Multimedia content has become ubiquitous on social media platforms, leading
to the rise of multimodal misinformation (MM) and the urgent need for effective
strategies to detect and prevent its spread. In recent years, the challenge of
multimodal misinformation detection (MMD) has garnered significant attention by
researchers and has mainly involved the creation of annotated, weakly
annotated, or synthetically generated training datasets, along with the
development of various deep learning MMD models. However, the problem of
unimodal bias in MMD benchmarks -- where biased or unimodal methods outperform
their multimodal counterparts on an inherently multimodal task -- has been
overlooked. In this study, we systematically investigate and identify the
presence of unimodal bias in widely-used MMD benchmarks (VMU-Twitter, COSMOS),
raising concerns about their suitability for reliable evaluation. To address
this issue, we introduce the "VERification of Image-TExtpairs" (VERITE)
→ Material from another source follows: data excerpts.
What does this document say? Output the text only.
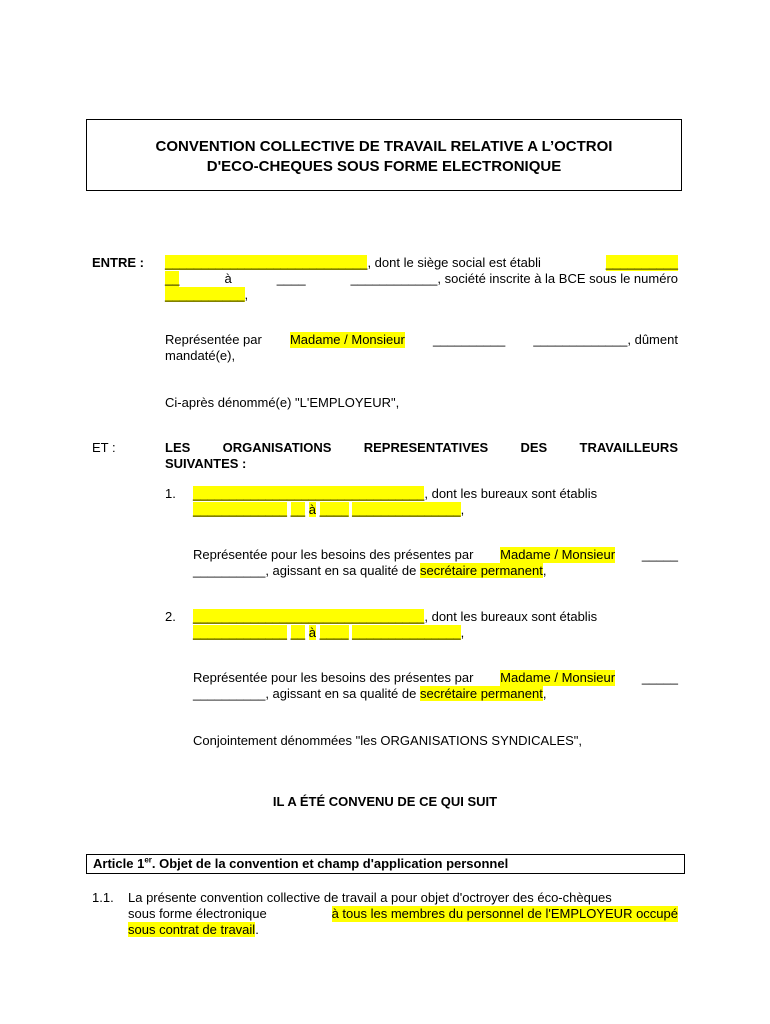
CONVENTION COLLECTIVE DE TRAVAIL RELATIVE A L’OCTROI
D'ECO-CHEQUES SOUS FORME ELECTRONIQUE
ENTRE : ____________________________, dont le siège social est établi	__________
__	à	____	____________, société inscrite à la BCE sous le numéro
___________,
Représentée par Madame / Monsieur __________ _____________, dûment
mandaté(e),
Ci-après dénommé(e) "L'EMPLOYEUR",
ET :	LES ORGANISATIONS REPRESENTATIVES DES TRAVAILLEURS
SUIVANTES :
1. ________________________________, dont les bureaux sont établis
_____________ __ à ____ _______________,
Représentée pour les besoins des présentes par Madame / Monsieur _____
__________, agissant en sa qualité de secrétaire permanent,
2. ________________________________, dont les bureaux sont établis
_____________ __ à ____ _______________,
Représentée pour les besoins des présentes par Madame / Monsieur _____
__________, agissant en sa qualité de secrétaire permanent,
Conjointement dénommées "les ORGANISATIONS SYNDICALES",
IL A ÉTÉ CONVENU DE CE QUI SUIT
Article 1er. Objet de la convention et champ d'application personnel
1.1. La présente convention collective de travail a pour objet d'octroyer des éco-chèques
sous forme électronique	à tous les membres du personnel de l'EMPLOYEUR occupé
sous contrat de travail.
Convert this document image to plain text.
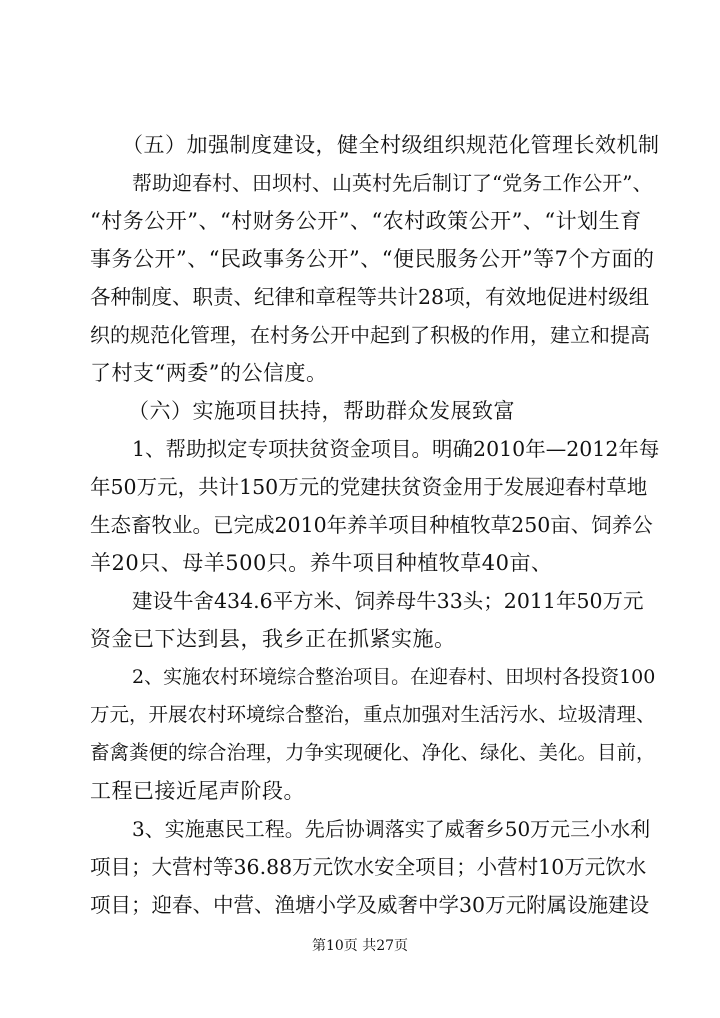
（五）加强制度建设，健全村级组织规范化管理长效机制
帮助迎春村、田坝村、山英村先后制订了“党务工作公开”、
“村务公开”、“村财务公开”、“农村政策公开”、“计划生育
事务公开”、“民政事务公开”、“便民服务公开”等7个方面的
各种制度、职责、纪律和章程等共计28项，有效地促进村级组
织的规范化管理，在村务公开中起到了积极的作用，建立和提高
了村支“两委”的公信度。
（六）实施项目扶持，帮助群众发展致富
1、帮助拟定专项扶贫资金项目。明确2010年—2012年每
年50万元，共计150万元的党建扶贫资金用于发展迎春村草地
生态畜牧业。已完成2010年养羊项目种植牧草250亩、饲养公
羊20只、母羊500只。养牛项目种植牧草40亩、
建设牛舍434.6平方米、饲养母牛33头；2011年50万元
资金已下达到县，我乡正在抓紧实施。
2、实施农村环境综合整治项目。在迎春村、田坝村各投资100
万元，开展农村环境综合整治，重点加强对生活污水、垃圾清理、
畜禽粪便的综合治理，力争实现硬化、净化、绿化、美化。目前，
工程已接近尾声阶段。
3、实施惠民工程。先后协调落实了威奢乡50万元三小水利
项目；大营村等36.88万元饮水安全项目；小营村10万元饮水
项目；迎春、中营、渔塘小学及威奢中学30万元附属设施建设
第10页 共27页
benchmark for MMD which incorporates real-world data, excludes "asymmetric
multimodal misinformation" and utilizes "modality balancing". We conduct an
extensive comparative study with a Transformer-based architecture that shows
the ability of VERITE to effectively address unimodal bias, rendering it a
robust evaluation framework for MMD. Furthermore, we introduce a new method --
termed Crossmodal HArd Synthetic MisAlignment (CHASMA) -- for generating
realistic synthetic training data that preserve crossmodal relations between
legitimate images and false human-written captions. By leveraging CHASMA in the
training process, we observe consistent and notable improvements in predictive
performance on VERITE; with a 9.2% increase in accuracy. We release our code
at: https://github.com/stevejpapad/image-text-verificatio